The Psychoanalysis Behind Gintama’s Latest Arc: Why Gintoki declines the Specter of Shoyo Sensei.

[DISCLAIMER: This article is dedicated for some shitheads/losers who are frustrated literary critics and proud Gintama Addicts (like me).]

The latest anime adaptation of Gintama, the Shogun Assassination Arc built a ground-breaking amazement, hence bringing up their entire series a “game changer” factor for the fans. The fact that the usual witty, parody and satirical style of Gintama was neutralized in the Anime and even in the Manga (where the arc is also in serious mode said by creator Sorachi Hideaki).

Then came along the spread of the rumors (or not) the possible ending of Gintama was announced not a long time ago. Anyways, let us analyze the heart-stopping and probably the most badass storyline in the arc which is the revelation of the truth to Takasugi that Gintoki didn’t kill their mentor, Shoyo, on purpose but for the sake of their Sensei’s wish. But there is a problem.

maxresdefault-1A big, big problem. As they recapture the death of Shoyo, it is revealed that the whole thing Gintoki made to his sensei is just a mere “spectacle”.  And that explain Gintoki’s outrage against this specter of Shoyo which he fought despite of its invulnerability. But even though there is a possibility to kill Shoyo, he will not kill him. Ever. Why? Now here is the tricky part where psychoanalysis comes in.
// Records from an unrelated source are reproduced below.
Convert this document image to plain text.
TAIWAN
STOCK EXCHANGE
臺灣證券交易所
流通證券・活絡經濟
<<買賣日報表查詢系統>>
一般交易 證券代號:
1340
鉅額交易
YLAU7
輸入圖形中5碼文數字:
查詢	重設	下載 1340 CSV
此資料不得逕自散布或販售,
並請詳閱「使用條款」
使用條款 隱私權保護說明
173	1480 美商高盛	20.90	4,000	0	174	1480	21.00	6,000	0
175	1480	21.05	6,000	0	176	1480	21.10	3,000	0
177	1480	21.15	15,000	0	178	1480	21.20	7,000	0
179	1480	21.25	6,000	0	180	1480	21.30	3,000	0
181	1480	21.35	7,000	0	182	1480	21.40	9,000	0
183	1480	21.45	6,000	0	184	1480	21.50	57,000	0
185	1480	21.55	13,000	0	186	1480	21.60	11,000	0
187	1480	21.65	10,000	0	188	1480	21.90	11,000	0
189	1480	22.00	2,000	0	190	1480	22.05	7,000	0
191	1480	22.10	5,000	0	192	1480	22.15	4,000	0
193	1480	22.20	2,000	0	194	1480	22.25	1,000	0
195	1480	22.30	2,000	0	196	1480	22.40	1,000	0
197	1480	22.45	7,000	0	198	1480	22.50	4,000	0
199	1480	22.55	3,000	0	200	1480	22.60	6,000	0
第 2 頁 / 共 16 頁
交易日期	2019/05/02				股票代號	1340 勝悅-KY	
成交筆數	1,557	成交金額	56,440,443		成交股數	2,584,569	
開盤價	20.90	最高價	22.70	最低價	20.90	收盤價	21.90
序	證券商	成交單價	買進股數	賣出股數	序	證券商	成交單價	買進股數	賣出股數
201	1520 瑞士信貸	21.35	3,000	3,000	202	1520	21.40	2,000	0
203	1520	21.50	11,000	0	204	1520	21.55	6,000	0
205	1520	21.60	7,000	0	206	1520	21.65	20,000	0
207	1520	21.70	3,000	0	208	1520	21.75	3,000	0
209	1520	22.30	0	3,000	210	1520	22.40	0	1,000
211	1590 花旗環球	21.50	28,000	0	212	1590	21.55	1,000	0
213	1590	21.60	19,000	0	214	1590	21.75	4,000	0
Sakata Gintoki, as presented to the entire series of Gintama, is actually living in his suppressed ego. He is unconscious. The more you watch or read Gintama, you’ll know he was a Joi Rebel during the great war against the Amanto (“Aliens” in English translation. As you start watching Gintama, the theme of the show is a mix of Sci-Fi and Historical. All in all these creatures were the ones who control the whole country in terms of economic, social and even political) but unfortunately, they failed as their teacher died in his own hands by decapitating him. Now to remove or suppress his ego in the past, he decided to be a “lost” entity until he met Otose-san, Kagura and Shinpachi. All the way he is suppressing his own ego by embodying him as the Other because his desire which is to save Shoyo failed and now in order to move on, he made himself a drunkard, sweet tooth and an unemployed goon. Repetition of his memories and affection with Shoyo who was the father-figure that he had and lost.


That’s why, in the latest arc when Shoyo showed up as the man wearing the Crow-like mask, Gintoki became mad and wanted to kill him but as the concept of Freud, “Killing the Father” stated, it failed. Because the whole point why Gintoki is being the unconscious that he didn’t wanted to be, has already adapted to the point where Shoyo is already gone. That’s why the battle  scene of the two is the Gaze of their relationship of the past and the Real of their present. Gintoki is battling with someone he wanted, needed and loved that’s already gone. That’s why he’s mad. A very very mad samurai.


Nevertheless there can be a lot representation in the series itself. But still its uncertainty and unpredictability portrayed by Sorachi-san in Gintama makes it interesting to watch. In fact, no anime can be as close as Gintama (even “Sket Dance” which was compared as the “closest” counterpart of Gintama). Anyways, the Yorozuya/Lazy white-haired samurai will continue his journey which are not predetermined and chosen by him. Gintoki’s desire has been clouded with a mix of “Other” and unattainable peace of mind (Real). After all, his jouissance (enjoyment) would not affect his unconscious mind. It rather be more dangerous if he would continue to be a joi rebel since he is the one who allegedly sacrificed his old jouissance. If that would be the next episode, Gintoki might be a madman who seeks and destroys all objects in his way. More anarchist I say than Takasugi Shinsuke’s Kiheitai.